Ma io non perderò, no, è diventato più importante vincere quest’accidenti di scommessa che andare a quella stupida festa.

Che poi, in effetti, ci sto ancora pensando: Tita e Gabri devono avvicinarsi, quindi io non posso mancare. Se lasciassi tutto in mano a Giaco, sarebbe la rovina della storia d’amore più sfigata del globo terrestre.

Così, dopo pranzo, vado da mamma, che sta caricando la lavastoviglie e le do una mano, tanto per guadagnare tempo e rompere il ghiaccio.

«Oggi ho visto Marzi, in corridoio.»

Questa non me l’aspettavo, tuttavia rimango impassibile, devo dare l’impressione che non me ne importi niente.
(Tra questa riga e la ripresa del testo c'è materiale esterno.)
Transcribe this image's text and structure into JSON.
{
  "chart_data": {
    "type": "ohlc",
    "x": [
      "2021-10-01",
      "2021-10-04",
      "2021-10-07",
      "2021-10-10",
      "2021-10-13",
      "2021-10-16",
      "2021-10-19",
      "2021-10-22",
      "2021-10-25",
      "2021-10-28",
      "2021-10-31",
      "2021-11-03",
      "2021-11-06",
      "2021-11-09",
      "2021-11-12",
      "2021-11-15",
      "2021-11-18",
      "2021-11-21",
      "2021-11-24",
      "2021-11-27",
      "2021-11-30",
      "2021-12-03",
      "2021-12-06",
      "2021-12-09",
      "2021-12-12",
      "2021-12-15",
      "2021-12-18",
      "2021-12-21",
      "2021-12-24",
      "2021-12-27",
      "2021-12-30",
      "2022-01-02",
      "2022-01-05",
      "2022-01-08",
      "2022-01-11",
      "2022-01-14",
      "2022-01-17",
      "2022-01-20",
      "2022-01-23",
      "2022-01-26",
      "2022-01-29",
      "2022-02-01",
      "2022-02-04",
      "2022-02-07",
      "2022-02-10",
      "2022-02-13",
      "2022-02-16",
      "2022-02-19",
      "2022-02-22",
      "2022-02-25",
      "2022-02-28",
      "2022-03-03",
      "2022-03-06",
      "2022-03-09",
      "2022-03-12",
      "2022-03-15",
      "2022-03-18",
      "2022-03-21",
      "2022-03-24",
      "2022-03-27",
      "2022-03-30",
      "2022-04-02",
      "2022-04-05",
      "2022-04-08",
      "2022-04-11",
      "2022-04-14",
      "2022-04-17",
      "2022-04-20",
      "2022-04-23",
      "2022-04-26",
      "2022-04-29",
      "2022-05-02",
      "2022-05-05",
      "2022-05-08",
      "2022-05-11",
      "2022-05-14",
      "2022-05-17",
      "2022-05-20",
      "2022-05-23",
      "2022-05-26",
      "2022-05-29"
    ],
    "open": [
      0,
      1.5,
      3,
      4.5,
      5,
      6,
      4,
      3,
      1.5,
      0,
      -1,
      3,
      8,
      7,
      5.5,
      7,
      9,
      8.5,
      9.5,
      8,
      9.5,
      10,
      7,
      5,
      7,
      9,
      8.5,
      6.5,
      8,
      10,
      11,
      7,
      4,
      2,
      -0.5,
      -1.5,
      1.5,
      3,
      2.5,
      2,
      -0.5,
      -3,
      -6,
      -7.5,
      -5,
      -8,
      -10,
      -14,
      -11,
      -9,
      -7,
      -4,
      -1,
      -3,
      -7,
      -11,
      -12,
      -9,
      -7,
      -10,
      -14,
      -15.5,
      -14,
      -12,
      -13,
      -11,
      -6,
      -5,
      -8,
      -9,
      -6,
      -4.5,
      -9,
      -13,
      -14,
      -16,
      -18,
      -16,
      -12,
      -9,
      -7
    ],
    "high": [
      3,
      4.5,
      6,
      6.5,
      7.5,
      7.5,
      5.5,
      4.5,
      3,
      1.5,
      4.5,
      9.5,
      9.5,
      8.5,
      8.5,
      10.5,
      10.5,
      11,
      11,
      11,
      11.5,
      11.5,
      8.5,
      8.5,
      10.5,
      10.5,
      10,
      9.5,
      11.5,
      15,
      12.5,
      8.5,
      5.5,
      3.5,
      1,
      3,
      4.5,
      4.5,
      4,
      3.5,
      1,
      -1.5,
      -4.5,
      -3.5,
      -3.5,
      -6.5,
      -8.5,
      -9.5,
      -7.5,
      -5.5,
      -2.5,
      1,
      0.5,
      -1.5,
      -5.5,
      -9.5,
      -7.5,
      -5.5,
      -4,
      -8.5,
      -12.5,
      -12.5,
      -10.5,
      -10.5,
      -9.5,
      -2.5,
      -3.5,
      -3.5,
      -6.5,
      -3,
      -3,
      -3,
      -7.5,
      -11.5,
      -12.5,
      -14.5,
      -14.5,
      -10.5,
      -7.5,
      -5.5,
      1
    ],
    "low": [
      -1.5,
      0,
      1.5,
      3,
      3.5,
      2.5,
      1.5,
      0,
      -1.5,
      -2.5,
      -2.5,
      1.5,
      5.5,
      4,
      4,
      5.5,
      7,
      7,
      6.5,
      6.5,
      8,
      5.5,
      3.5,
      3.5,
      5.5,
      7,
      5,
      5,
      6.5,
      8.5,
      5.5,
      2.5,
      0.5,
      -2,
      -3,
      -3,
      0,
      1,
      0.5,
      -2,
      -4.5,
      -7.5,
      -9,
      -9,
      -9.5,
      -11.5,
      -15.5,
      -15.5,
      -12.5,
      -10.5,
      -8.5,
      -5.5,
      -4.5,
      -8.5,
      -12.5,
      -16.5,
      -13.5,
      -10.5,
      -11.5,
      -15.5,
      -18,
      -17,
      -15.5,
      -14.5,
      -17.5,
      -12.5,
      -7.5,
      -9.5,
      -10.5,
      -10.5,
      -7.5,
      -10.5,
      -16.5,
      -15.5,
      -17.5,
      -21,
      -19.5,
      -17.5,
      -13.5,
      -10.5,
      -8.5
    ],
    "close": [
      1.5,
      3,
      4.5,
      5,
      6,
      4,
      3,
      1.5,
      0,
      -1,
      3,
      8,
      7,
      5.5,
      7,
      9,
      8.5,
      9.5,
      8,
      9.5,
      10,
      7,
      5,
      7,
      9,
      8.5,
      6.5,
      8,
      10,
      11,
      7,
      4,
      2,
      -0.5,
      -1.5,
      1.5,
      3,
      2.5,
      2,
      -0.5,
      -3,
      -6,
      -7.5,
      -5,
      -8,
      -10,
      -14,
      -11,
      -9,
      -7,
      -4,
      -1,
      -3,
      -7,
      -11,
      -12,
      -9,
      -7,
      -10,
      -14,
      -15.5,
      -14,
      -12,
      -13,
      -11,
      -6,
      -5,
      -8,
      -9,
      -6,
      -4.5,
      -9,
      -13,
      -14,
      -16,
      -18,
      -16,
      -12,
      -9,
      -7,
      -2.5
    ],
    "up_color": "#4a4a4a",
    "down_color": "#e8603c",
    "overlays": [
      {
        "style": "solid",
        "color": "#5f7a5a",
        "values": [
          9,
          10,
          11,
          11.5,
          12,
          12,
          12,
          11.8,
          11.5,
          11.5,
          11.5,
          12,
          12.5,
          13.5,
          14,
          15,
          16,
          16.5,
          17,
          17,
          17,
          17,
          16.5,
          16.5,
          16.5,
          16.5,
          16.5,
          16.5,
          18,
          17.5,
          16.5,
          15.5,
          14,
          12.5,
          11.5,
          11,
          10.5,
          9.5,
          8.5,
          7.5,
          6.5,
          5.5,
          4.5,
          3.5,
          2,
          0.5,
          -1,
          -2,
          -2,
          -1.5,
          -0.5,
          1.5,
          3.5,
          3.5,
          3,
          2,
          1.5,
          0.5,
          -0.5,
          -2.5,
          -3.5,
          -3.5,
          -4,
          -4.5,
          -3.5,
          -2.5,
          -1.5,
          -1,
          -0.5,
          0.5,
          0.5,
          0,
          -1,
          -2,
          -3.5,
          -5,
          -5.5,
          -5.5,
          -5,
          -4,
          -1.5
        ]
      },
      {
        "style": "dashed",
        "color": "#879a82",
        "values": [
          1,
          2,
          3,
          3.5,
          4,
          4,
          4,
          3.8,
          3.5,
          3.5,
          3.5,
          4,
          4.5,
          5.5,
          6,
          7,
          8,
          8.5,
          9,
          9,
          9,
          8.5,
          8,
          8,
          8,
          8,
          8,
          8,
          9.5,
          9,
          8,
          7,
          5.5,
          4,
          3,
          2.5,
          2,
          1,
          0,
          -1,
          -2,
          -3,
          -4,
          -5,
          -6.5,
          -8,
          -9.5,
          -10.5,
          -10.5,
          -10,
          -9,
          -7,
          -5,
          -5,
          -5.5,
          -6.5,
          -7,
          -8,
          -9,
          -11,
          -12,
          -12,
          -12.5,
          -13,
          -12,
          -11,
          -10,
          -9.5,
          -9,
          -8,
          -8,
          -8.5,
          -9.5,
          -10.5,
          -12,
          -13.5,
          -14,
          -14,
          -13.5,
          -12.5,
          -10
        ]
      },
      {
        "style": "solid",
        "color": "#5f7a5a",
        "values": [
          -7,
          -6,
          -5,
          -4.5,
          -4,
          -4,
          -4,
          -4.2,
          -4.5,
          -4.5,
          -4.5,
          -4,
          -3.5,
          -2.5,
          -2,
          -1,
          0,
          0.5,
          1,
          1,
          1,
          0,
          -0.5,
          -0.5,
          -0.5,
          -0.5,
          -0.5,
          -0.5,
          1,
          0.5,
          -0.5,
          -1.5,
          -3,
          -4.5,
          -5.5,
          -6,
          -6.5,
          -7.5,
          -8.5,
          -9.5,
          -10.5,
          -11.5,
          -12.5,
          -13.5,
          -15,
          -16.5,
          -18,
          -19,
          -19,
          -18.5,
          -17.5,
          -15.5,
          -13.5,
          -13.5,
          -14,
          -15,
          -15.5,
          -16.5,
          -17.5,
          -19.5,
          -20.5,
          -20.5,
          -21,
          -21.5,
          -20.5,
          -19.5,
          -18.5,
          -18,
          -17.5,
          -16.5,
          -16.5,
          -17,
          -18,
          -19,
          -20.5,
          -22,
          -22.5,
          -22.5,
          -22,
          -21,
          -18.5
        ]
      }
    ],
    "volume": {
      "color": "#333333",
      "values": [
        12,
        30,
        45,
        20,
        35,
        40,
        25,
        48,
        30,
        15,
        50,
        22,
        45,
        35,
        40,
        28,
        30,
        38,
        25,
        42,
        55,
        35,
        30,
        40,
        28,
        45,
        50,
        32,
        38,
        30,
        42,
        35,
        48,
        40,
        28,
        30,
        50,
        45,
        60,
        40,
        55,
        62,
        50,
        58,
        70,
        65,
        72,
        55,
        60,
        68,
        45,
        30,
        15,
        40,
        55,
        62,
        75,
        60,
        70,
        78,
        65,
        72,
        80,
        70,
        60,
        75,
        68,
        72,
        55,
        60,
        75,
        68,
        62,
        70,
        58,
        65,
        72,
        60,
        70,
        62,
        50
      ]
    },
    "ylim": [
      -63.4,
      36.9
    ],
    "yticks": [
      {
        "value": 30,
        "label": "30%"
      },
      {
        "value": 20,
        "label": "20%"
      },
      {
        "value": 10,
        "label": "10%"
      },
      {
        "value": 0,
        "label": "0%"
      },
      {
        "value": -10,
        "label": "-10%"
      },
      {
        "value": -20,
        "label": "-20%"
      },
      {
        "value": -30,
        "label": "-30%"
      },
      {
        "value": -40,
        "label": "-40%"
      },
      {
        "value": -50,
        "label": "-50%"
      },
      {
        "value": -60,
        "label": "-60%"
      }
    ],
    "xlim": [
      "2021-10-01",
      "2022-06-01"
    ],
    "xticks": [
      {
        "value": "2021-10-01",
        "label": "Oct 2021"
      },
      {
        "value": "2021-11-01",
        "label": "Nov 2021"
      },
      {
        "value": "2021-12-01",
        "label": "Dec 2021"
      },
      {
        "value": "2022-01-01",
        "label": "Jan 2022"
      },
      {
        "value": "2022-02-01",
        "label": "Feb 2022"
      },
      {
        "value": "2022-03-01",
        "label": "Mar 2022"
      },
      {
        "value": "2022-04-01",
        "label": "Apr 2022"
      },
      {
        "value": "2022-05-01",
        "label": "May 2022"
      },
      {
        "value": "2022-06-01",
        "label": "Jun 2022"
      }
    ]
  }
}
«Mmh» mugugno, afferrando i bicchieri da sopra il tavolo.

«Mi ha pregato di lasciarti andare alla sua festa di compleanno.»

Colpo di scena numero due: perché diamine Mauro ha fatto una simile stupidaggine?

Opzione 1: vuole somministrarmi qualche sfida mozzafiato di fronte a tutti;

Opzione 2: è un idiota e cercava di rabbonire la prof di matematica (ma si vede che non la conoscere, ecco spiegata la sua idiozia, che peraltro prescinde dalla suddetta opzione);

Opzione 3: Vuole davvero che io ci sia.

E perché vuole che io ci sia?

Siamo amici? No, purtroppo siamo in classe insieme.

Allora, che vuole da me?

Un pensiero orrendo e spaventoso cerca di farsi largo tra questi pensieri, ma io lo scaccio con forza.

Sono sorpresa, ma fingo ancora indifferenza.

«Ah, pensa te…»

«Ma tu non vuoi andare, vero?»

«No, no, figurati!» esclamo, facendo spallucce.

«A chi vuoi darla a bere, Albertina?»

Touché.

«Io? Ma no, è vero, poi figurati, io e Mauro Marzi non siamo neanche amici!»

Almeno questo è uno straccio di verità.

«Scarlatti e Zunino ci vanno?»

Per un attimo, rimango perplessa, poi mi rendo conto che mia madre, ancora una volta, ha chiamato per cognome i miei amici, Giuditta Scarlatti e Giacomo Zunino.

Tita e Giaco.

«Sì, sì, anche Gabri… cioè, Mela» rispondo, dopo alcuni secondi di riflessione.

Non sono proprio abituata ad abbinare i nomi e cognomi delle persone che frequento. Se non fosse per l’appello fatto in classe, probabilmente non saprei neanche come sono registrati all’anagrafe. Cose superflue, del resto.

Ma torniamo a Maria Vittoria, ovvero mia madre, che annuisce con aria seria, neanche stesse decidendo se concedere o meno l’eutanasia ad un malato terminale.

Mi fa quasi paura.

«Se vuoi andare, vai, però devi essere a casa alle sette.»

La guardo, stralunata. Sta scherzando.

«Ehm, mamma?»

«Che c’è ancora?» sbuffa, sedendosi sul divano e accendendo il televisore.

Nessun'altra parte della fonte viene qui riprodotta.